この両者において国家の役割は少なくありません。子供を支援するのもいいし、防衛にミサイルをアメリカの言いなりに買うのもいいとして、刑事政策のような社会の底辺を底上げするような政策(票につながらないから政治家が好まないテーマ)にも真剣に取り組んで欲しいと思います。

私見

村木さんの指摘から逸脱しますが、厳罰化や仮釈放についての私見です。

仮釈放中に事件を起こせば、社会は「なぜ満期まで拘禁しておかないのか」というわけですが、満期で社会に復帰するのと、仮釈放で社会に復帰し社会内で残りの刑期を問題を起こさずに過ごすのとでは大きな違いがあると思います。
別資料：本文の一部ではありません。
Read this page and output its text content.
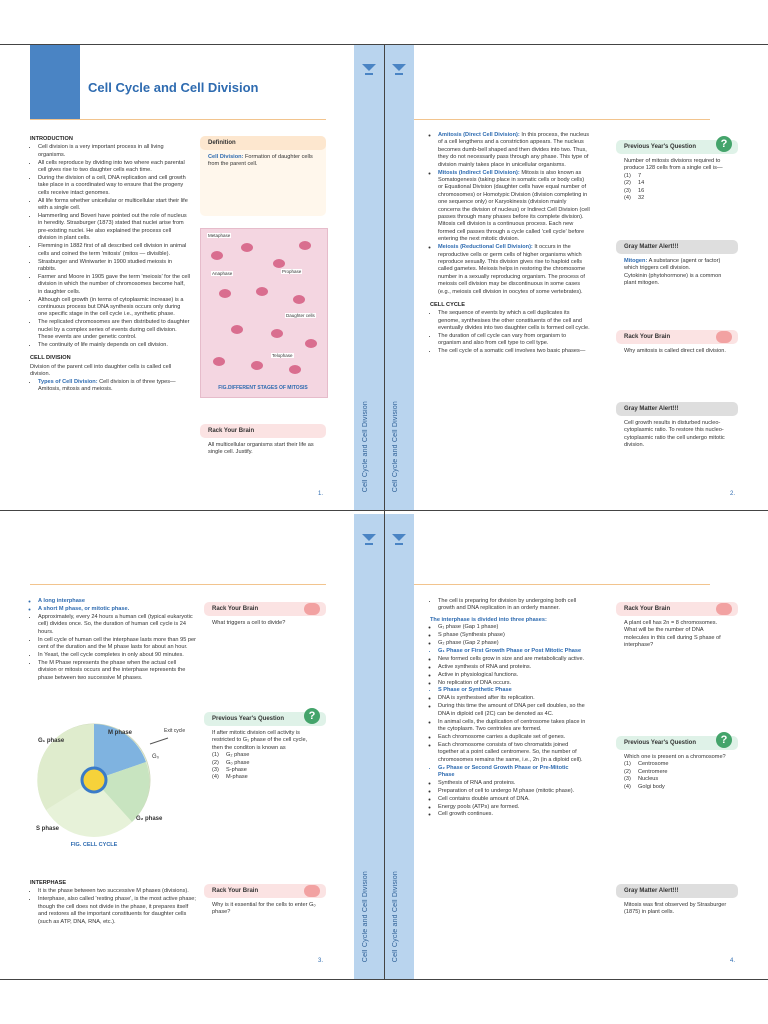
Cell Cycle and Cell Division
INTRODUCTION
• Cell division is a very important process in all living organisms.
• All cells reproduce by dividing into two where each parental cell gives rise to two daughter cells each time.
• During the division of a cell, DNA replication and cell growth take place in a coordinated way to ensure that the progeny cells receive intact genomes.
• All life forms whether unicellular or multicellular start their life with a single cell.
• Hammerling and Boveri have pointed out the role of nucleus in heredity. Strasburger (1873) stated that nuclei arise from pre-existing nuclei. He also explained the process cell division in plant cells.
• Flemming in 1882 first of all described cell division in animal cells and coined the term 'mitosis' (mitos — divisible).
• Strasburger and Winiwarter in 1900 studied meiosis in rabbits.
• Farmer and Moore in 1905 gave the term 'meiosis' for the cell division in which the number of chromosomes become half, in daughter cells.
• Although cell growth (in terms of cytoplasmic increase) is a continuous process but DNA synthesis occurs only during one specific stage in the cell cycle i.e., synthetic phase.
• The replicated chromosomes are then distributed to daughter nuclei by a complex series of events during cell division. These events are under genetic control.
• The continuity of life mainly depends on cell division.
CELL DIVISION
Division of the parent cell into daughter cells is called cell division.
• Types of Cell Division: Cell division is of three types— Amitosis, mitosis and meiosis.
Definition
Cell Division: Formation of daughter cells from the parent cell.
Metaphase
Prophase
Anaphase
Daughter cells
Telophase
FIG.DIFFERENT STAGES OF MITOSIS
Rack Your Brain
All multicellular organisms start their life as single cell. Justify.
1.
Cell Cycle and Cell Division
◦ Amitosis (Direct Cell Division): In this process, the nucleus of a cell lengthens and a constriction appears. The nucleus becomes dumb-bell shaped and then divides into two. Thus, they do not necessarily pass through any phase. This type of division mainly takes place in unicellular organisms.
◦ Mitosis (Indirect Cell Division): Mitosis is also known as Somatogenesis (taking place in somatic cells or body cells) or Equational Division (daughter cells have equal number of chromosomes) or Homotypic Division (division completing in one sequence only) or Karyokinesis (division mainly concerns the division of nucleus) or Indirect Cell Division (cell passes through many phases before its complete division). Mitosis cell division is a continuous process. Each new formed cell passes through a cycle called 'cell cycle' before entering the next mitotic division.
◦ Meiosis (Reductional Cell Division): It occurs in the reproductive cells or germ cells of higher organisms which reproduce sexually. This division gives rise to haploid cells called gametes. Meiosis helps in restoring the chromosome number in a sexually reproducing organism. The process of meiosis cell division may be discontinuous in some cases (e.g., meiosis cell division in oocytes of some vertebrates).
CELL CYCLE
• The sequence of events by which a cell duplicates its genome, synthesises the other constituents of the cell and eventually divides into two daughter cells is formed cell cycle.
• The duration of cell cycle can vary from organism to organism and also from cell type to cell type.
• The cell cycle of a somatic cell involves two basic phases—
Previous Year's Question	?
Number of mitosis divisions required to produce 128 cells from a single cell is—
(1) 7
(2) 14
(3) 16
(4) 32
Gray Matter Alert!!!
Mitogen: A substance (agent or factor) which triggers cell division.
Cytokinin (phytohormone) is a common plant mitogen.
Rack Your Brain
Why amitosis is called direct cell division.
Gray Matter Alert!!!
Cell growth results in disturbed nucleo-cytoplasmic ratio. To restore this nucleo-cytoplasmic ratio the cell undergo mitotic division.
2.
Cell Cycle and Cell Division
◦ A long interphase
◦ A short M phase, or mitotic phase.
• Approximately, every 24 hours a human cell (typical eukaryotic cell) divides once. So, the duration of human cell cycle is 24 hours.
• In cell cycle of human cell the interphase lasts more than 95 per cent of the duration and the M phase lasts for about an hour.
• In Yeast, the cell cycle completes in only about 90 minutes.
• The M Phase represents the phase when the actual cell division or mitosis occurs and the interphase represents the phase between two successive M phases.
G₁ phase
M phase
G₂ phase
S phase
Exit cycle
G₀
FIG. CELL CYCLE
INTERPHASE
• It is the phase between two successive M phases (divisions).
• Interphase, also called 'resting phase', is the most active phase; though the cell does not divide in the phase, it prepares itself and restores all the important constituents for daughter cells (such as ATP, DNA, RNA, etc.).
Rack Your Brain
What triggers a cell to divide?
Previous Year's Question	?
If after mitotic division cell activity is restricted to G₁ phase of the cell cycle, then the conditon is known as
(1) G₂ phase
(2) G₀ phase
(3) S-phase
(4) M-phase
Rack Your Brain
Why is it essential for the cells to enter G₀ phase?
3.	Cell Cycle and Cell Division
• The cell is preparing for division by undergoing both cell growth and DNA replication in an orderly manner.
The interphase is divided into three phases:
◦ G₁ phase (Gap 1 phase)
◦ S phase (Synthesis phase)
◦ G₂ phase (Gap 2 phase)
• G₁ Phase or First Growth Phase or Post Mitotic Phase
◦ New formed cells grow in size and are metabolically active.
◦ Active synthesis of RNA and proteins.
◦ Active in physiological functions.
◦ No replication of DNA occurs.
• S Phase or Synthetic Phase
◦ DNA is synthesised after its replication.
◦ During this time the amount of DNA per cell doubles, so the DNA in diploid cell (2C) can be denoted as 4C.
◦ In animal cells, the duplication of centrosome takes place in the cytoplasm. Two centrioles are formed.
◦ Each chromosome carries a duplicate set of genes.
◦ Each chromosome consists of two chromatids joined together at a point called centromere. So, the number of chromosomes remains the same, i.e., 2n (in a diploid cell).
• G₂ Phase or Second Growth Phase or Pre-Mitotic Phase
◦ Synthesis of RNA and proteins.
◦ Preparation of cell to undergo M phase (mitotic phase).
◦ Cell contains double amount of DNA.
◦ Energy pools (ATPs) are formed.
◦ Cell growth continues.
Rack Your Brain
A plant cell has 2n = 8 chromosomes. What will be the number of DNA molecules in this cell during S phase of interphase?
Previous Year's Question	?
Which one is present on a chromosome?
(1) Centrosome
(2) Centromere
(3) Nucleus
(4) Golgi body
Gray Matter Alert!!!
Mitosis was first observed by Strasburger (1875) in plant cells.
4.
Cell Cycle and Cell Division
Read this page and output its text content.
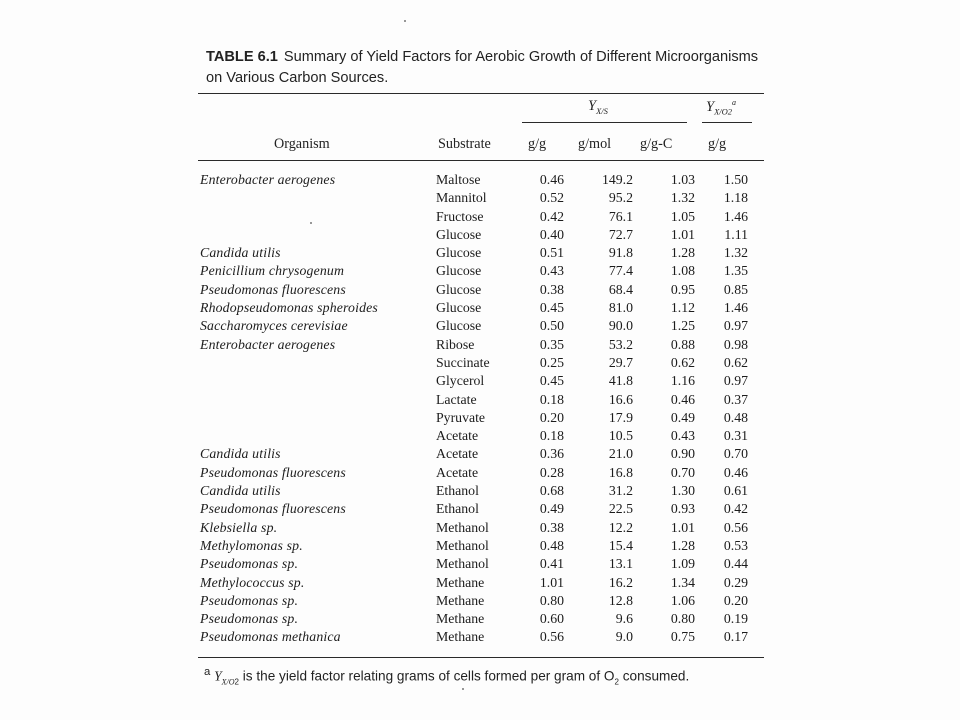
TABLE 6.1 Summary of Yield Factors for Aerobic Growth of Different Microorganisms on Various Carbon Sources.
$Y_{X/S}$	$Y_{X/O2}^a$
Organism	Substrate	g/g g/mol g/g-C	g/g
Enterobacter aerogenes	Maltose	0.46	149.2	1.03	1.50
	Mannitol	0.52	95.2	1.32	1.18
	Fructose	0.42	76.1	1.05	1.46
	Glucose	0.40	72.7	1.01	1.11
Candida utilis	Glucose	0.51	91.8	1.28	1.32
Penicillium chrysogenum	Glucose	0.43	77.4	1.08	1.35
Pseudomonas fluorescens	Glucose	0.38	68.4	0.95	0.85
Rhodopseudomonas spheroides	Glucose	0.45	81.0	1.12	1.46
Saccharomyces cerevisiae	Glucose	0.50	90.0	1.25	0.97
Enterobacter aerogenes	Ribose	0.35	53.2	0.88	0.98
	Succinate	0.25	29.7	0.62	0.62
	Glycerol	0.45	41.8	1.16	0.97
	Lactate	0.18	16.6	0.46	0.37
	Pyruvate	0.20	17.9	0.49	0.48
	Acetate	0.18	10.5	0.43	0.31
Candida utilis	Acetate	0.36	21.0	0.90	0.70
Pseudomonas fluorescens	Acetate	0.28	16.8	0.70	0.46
Candida utilis	Ethanol	0.68	31.2	1.30	0.61
Pseudomonas fluorescens	Ethanol	0.49	22.5	0.93	0.42
Klebsiella sp.	Methanol	0.38	12.2	1.01	0.56
Methylomonas sp.	Methanol	0.48	15.4	1.28	0.53
Pseudomonas sp.	Methanol	0.41	13.1	1.09	0.44
Methylococcus sp.	Methane	1.01	16.2	1.34	0.29
Pseudomonas sp.	Methane	0.80	12.8	1.06	0.20
Pseudomonas sp.	Methane	0.60	9.6	0.80	0.19
Pseudomonas methanica	Methane	0.56	9.0	0.75	0.17
$^a$ $Y_{X/O2}$ is the yield factor relating grams of cells formed per gram of $O_2$ consumed.
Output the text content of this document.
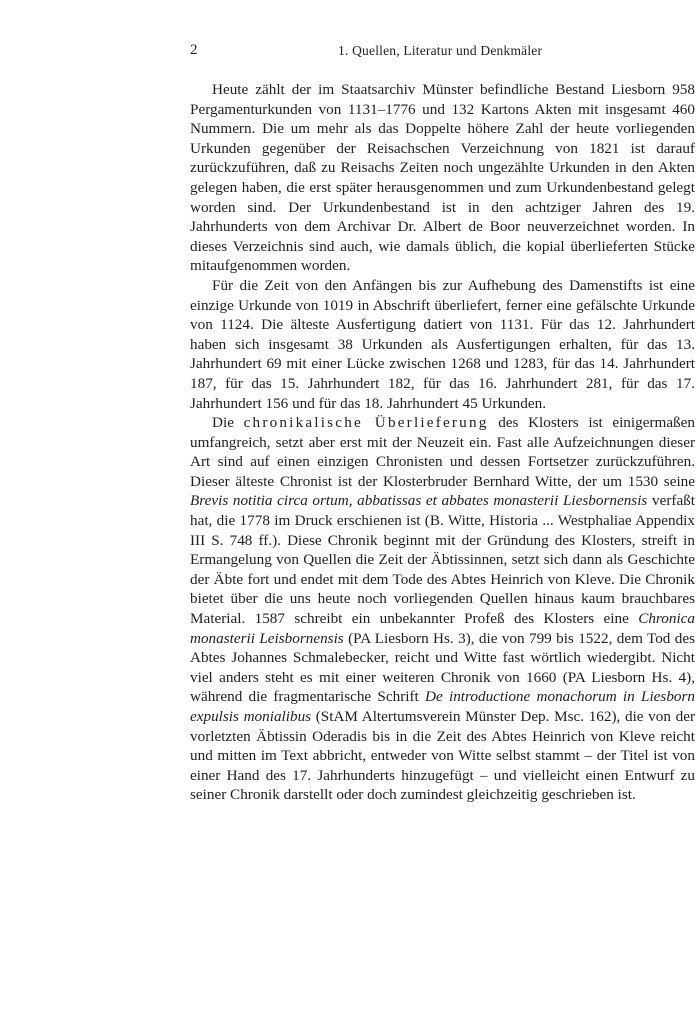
2	1. Quellen, Literatur und Denkmäler

Heute zählt der im Staatsarchiv Münster befindliche Bestand Liesborn 958 Pergamenturkunden von 1131–1776 und 132 Kartons Akten mit insgesamt 460 Nummern. Die um mehr als das Doppelte höhere Zahl der heute vorliegenden Urkunden gegenüber der Reisachschen Verzeichnung von 1821 ist darauf zurückzuführen, daß zu Reisachs Zeiten noch ungezählte Urkunden in den Akten gelegen haben, die erst später herausgenommen und zum Urkundenbestand gelegt worden sind. Der Urkundenbestand ist in den achtziger Jahren des 19. Jahrhunderts von dem Archivar Dr. Albert de Boor neuverzeichnet worden. In dieses Verzeichnis sind auch, wie damals üblich, die kopial überlieferten Stücke mitaufgenommen worden.

Für die Zeit von den Anfängen bis zur Aufhebung des Damenstifts ist eine einzige Urkunde von 1019 in Abschrift überliefert, ferner eine gefälschte Urkunde von 1124. Die älteste Ausfertigung datiert von 1131. Für das 12. Jahrhundert haben sich insgesamt 38 Urkunden als Ausfertigungen erhalten, für das 13. Jahrhundert 69 mit einer Lücke zwischen 1268 und 1283, für das 14. Jahrhundert 187, für das 15. Jahrhundert 182, für das 16. Jahrhundert 281, für das 17. Jahrhundert 156 und für das 18. Jahrhundert 45 Urkunden.

Die chronikalische Überlieferung des Klosters ist einigermaßen umfangreich, setzt aber erst mit der Neuzeit ein. Fast alle Aufzeichnungen dieser Art sind auf einen einzigen Chronisten und dessen Fortsetzer zurückzuführen. Dieser älteste Chronist ist der Klosterbruder Bernhard Witte, der um 1530 seine Brevis notitia circa ortum, abbatissas et abbates monasterii Liesbornensis verfaßt hat, die 1778 im Druck erschienen ist (B. Witte, Historia ... Westphaliae Appendix III S. 748 ff.). Diese Chronik beginnt mit der Gründung des Klosters, streift in Ermangelung von Quellen die Zeit der Äbtissinnen, setzt sich dann als Geschichte der Äbte fort und endet mit dem Tode des Abtes Heinrich von Kleve. Die Chronik bietet über die uns heute noch vorliegenden Quellen hinaus kaum brauchbares Material. 1587 schreibt ein unbekannter Profeß des Klosters eine Chronica monasterii Leisbornensis (PA Liesborn Hs. 3), die von 799 bis 1522, dem Tod des Abtes Johannes Schmalebecker, reicht und Witte fast wörtlich wiedergibt. Nicht viel anders steht es mit einer weiteren Chronik von 1660 (PA Liesborn Hs. 4), während die fragmentarische Schrift De introductione monachorum in Liesborn expulsis monialibus (StAM Altertumsverein Münster Dep. Msc. 162), die von der vorletzten Äbtissin Oderadis bis in die Zeit des Abtes Heinrich von Kleve reicht und mitten im Text abbricht, entweder von Witte selbst stammt – der Titel ist von einer Hand des 17. Jahrhunderts hinzugefügt – und vielleicht einen Entwurf zu seiner Chronik darstellt oder doch zumindest gleichzeitig geschrieben ist.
「懲役」という名称を変えようという動きがあるようですが、「役をもって懲らしめる」かは別として刑事施設内に「拘禁」することが犯した罪への代償としての最大の役割であり、懲らしめなわけです。「善良な人間に生まれ変わること」は刑罰には含められてはいませんし、そのようなことを煎じ詰めれば「カッコーの巣の上で」になってしまいます。

仮釈放制度は、少なくとも残りの刑期を社会の中で「善良な人間」として過ごさざるを得ないわけですが、親兄弟親類との関係や、世間の受け入れとの関係の中で、残りの人生を過ごすことに対して、社会と前科を持つ人間だけの責任にしている国家にも、再犯率上昇の責任があると思います。

2004年に刑法が厳罰化され、それが社会の安寧に対してどれだけの効果を持ったのかに対しても、何ら説明がされていませんが、こうしたことも刑事政策としての怠慢があるように思います。